It was supposed to be winter, but the day was unseasonably mild, warm even.
I dressed quickly, confident that I needed neither hat nor gloves, and left the house, lured outside by the sun, the warmth and the joyful day they promised. I walked up the nearby hill, energized by the spirit of spring.
The clouds were fluffy, white and moving fast, turning nature’s painting into an animation, at least for those with patience enough to stare into the distant sky.
I stood on the bridge over the creek, looking at the melting ice, the families of ducks and the families of humans, the latter adhering to the signs banning them from feeding the former. I was more worried by the dogs, for there were no signs telling them not to feed on me.
The squirrels seemed to have no food shortage at all, judging by their happy faces. With the melting snow, they found the caches of food that they, or their colleagues, had prepared a few short months ago.
Children, oblivious to all of this, were running around, irresponsibly unleashed by their owners.
Trees were waking up from hibernation, freshly brewed maple syrup running through their veins (this was in Canada, after all). The flowers must have gorged on something delicious, too, for they looked deliriously colorful that day.
Whenever I passed a bench, I sat down, soaking in the sun. As I was reading a chapter or two of a novel, the sun became stronger as if she wanted to look over my shoulder and partake in the pleasure.

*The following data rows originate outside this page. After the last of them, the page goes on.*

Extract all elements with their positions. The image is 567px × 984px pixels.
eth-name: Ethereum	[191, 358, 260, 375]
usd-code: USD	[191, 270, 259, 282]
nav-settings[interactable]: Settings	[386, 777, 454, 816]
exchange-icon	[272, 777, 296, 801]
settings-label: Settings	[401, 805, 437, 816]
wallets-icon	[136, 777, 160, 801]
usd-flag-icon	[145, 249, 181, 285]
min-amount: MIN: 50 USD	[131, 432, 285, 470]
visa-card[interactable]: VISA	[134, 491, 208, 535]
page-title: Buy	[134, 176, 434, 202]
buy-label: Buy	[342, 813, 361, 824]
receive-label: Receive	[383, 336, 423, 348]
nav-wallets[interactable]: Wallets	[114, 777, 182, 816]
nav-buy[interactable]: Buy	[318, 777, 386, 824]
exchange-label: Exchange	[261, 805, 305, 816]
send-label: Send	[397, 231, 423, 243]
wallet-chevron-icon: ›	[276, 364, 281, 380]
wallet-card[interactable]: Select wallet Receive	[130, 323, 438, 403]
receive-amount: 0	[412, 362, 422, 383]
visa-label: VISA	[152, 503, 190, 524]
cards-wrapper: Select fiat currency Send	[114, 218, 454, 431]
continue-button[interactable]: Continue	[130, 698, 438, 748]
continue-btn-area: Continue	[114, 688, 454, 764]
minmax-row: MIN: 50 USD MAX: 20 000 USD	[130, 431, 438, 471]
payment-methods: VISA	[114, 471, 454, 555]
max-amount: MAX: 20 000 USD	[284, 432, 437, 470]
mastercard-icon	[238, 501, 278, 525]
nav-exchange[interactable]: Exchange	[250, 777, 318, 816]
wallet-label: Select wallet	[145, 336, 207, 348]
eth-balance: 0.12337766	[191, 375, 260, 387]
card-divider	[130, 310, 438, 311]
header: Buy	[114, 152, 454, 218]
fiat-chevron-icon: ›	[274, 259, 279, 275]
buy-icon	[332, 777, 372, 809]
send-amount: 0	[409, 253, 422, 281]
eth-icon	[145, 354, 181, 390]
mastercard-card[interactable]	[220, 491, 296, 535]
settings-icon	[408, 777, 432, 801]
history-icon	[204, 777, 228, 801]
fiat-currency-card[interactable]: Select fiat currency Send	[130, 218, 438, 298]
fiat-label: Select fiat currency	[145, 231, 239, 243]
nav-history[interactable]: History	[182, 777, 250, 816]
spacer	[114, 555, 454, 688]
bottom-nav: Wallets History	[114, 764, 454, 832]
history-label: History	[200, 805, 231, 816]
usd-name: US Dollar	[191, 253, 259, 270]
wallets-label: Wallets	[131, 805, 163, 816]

When I came home after four, five, maybe six hours, my heart content as only a day in nature can achieve it, I checked my e-mails. Two potential clients complained that I hadn’t replied to their messages, taking their business elsewhere. This would mean another month of struggling financially, of eating nothing but rice and soup, another month of dread.
A sense of beauty, of happiness even, can really be detrimental to so-called success.
Yet, on the next sunny day, I will go out again. There is enough winter in the world, literally and metaphorically.